Reviews: Lemons Lemons Lemons Lemons Lemons – A Clever Study of Communication at The Greenbank

4-stars20th April 2016

LEMONS_Ellice Stevens

Apparently 123,205,750 words will pass from the lips of the average person in a lifetime. Almost solely facilitating our social interactions, it is with words that we express our innermost thoughts, find common ground with others, nurture romantic love and create the interchanging private codes that form the basis of each of new relationship. Also, in contradicting the interminable capacity for language, expression through words can feel somehow limited and restrictive, functioning as a tool for deception, confusion, annoyance and misunderstanding.

All this is explored in Walrus’ clever, considered and imaginatively economic play, a debut production from the Warwick theatre group that has garnered deservedly glowing reviews and a sell-out run at the Edinburgh Fringe last summer. After first meeting in the unlikely setting of a cat cemetery, Bernadette (Beth Holmes) and Oliver (Euan Kitson) get talking and begin stirring up a romance that soon results in them living together. Bernadette is a plucky and driven family lawyer (preferred to the term “divorce” lawyer), while Oliver is a sincere, though slightly neurotic musician.

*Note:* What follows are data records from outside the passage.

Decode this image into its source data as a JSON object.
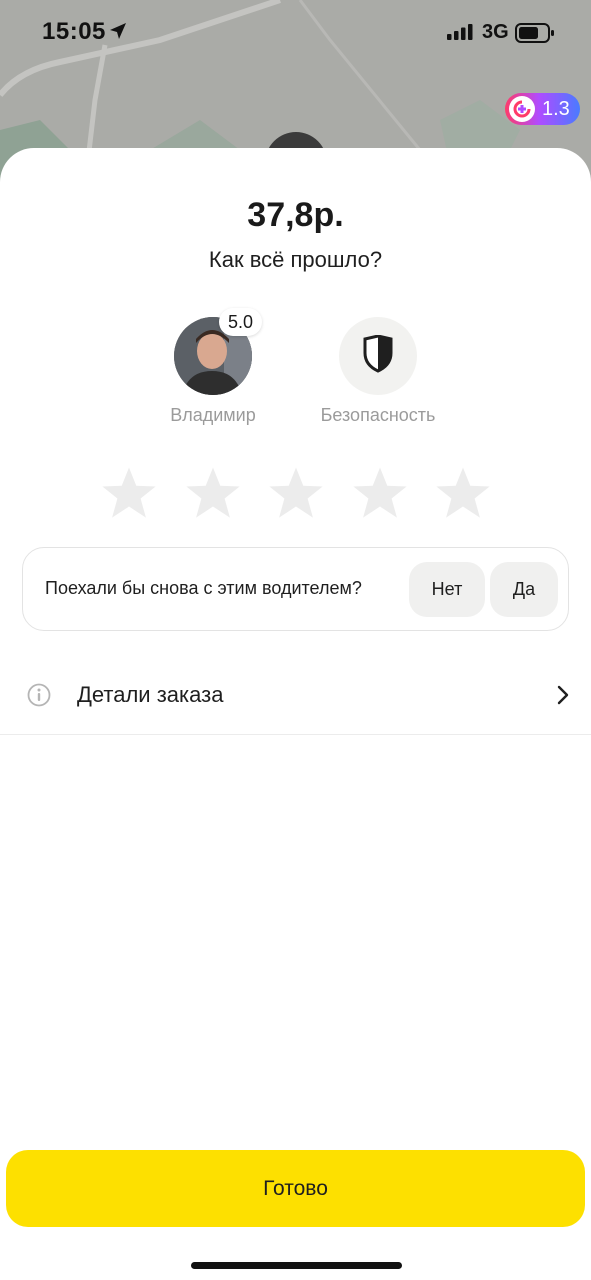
{
  "status_bar": {
    "time": "15:05",
    "network": "3G",
    "icons": [
      "location-arrow-icon",
      "signal-bars-icon",
      "battery-icon"
    ]
  },
  "plus_badge": {
    "value": "1.3",
    "icon": "plus-cashback-icon"
  },
  "ride": {
    "price": "37,8р.",
    "question": "Как всё прошло?"
  },
  "driver": {
    "name": "Владимир",
    "rating": "5.0"
  },
  "safety": {
    "label": "Безопасность",
    "icon": "shield-icon"
  },
  "rating_stars": {
    "count": 5,
    "selected": 0,
    "color_empty": "#ececec"
  },
  "again": {
    "question": "Поехали бы снова с этим водителем?",
    "no_label": "Нет",
    "yes_label": "Да"
  },
  "details": {
    "label": "Детали заказа",
    "icon": "info-icon"
  },
  "done_button": {
    "label": "Готово",
    "color": "#fde000"
  }
}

Though some challenges are already apparent – Bernadette seems wary of Oliver’s activist ex-girlfriend Julie while Oliver seems prone to irritation – the relationship is placed under further scrutiny when the government invoke a new “hush law” which sees each citizen restricted to the use of 140 words per day. Words become a cherished currency and it’s imperative that each one is made to count. Jealousy occurs with a balance needing to be struck between words used for others and those saved for the relationship. The couple struggle and feel the limitations but cope as best they can with mime, Morse code, eye contact and a pre-planned system of new abbreviations supplementing their word count.

Shifting back and forth between the conversational freedom of the pre hush law past and the word-limited present, no word in Sam Steiner’s excellent script is wasted and, similarly to the predicament of the two characters, the audience is compelled to read between the lines of both the cryptic and the more expansive dialogue. Tonight’s unconventional upstairs-above-a-bar venue – part of Tobacco Factory’s off-site season – has the audience sat on all four sides of the small space in which the actors perform and effectively draws them further into this intimate world.

The play touches on some interesting themes in its study of communication: We hear the inconsistent value of certain words like “love” or “really”, a slightly absurd cheese grater analogy suggesting that romantic relationships are a private language of in-jokes and pet names to be avoided, or else devalued, with someone new and the social media age (the hush law limit of 140 words perhaps mirrors the 140 characters of Twitter) propensity to shorten, abbreviate and bastardise language.

Though the hush law feels like a somewhat desultory artistic device thrown in without any whys or wherefores, this is nonetheless an intelligent and engrossing play that will leave the audience thinking way beyond its 60 minute running time.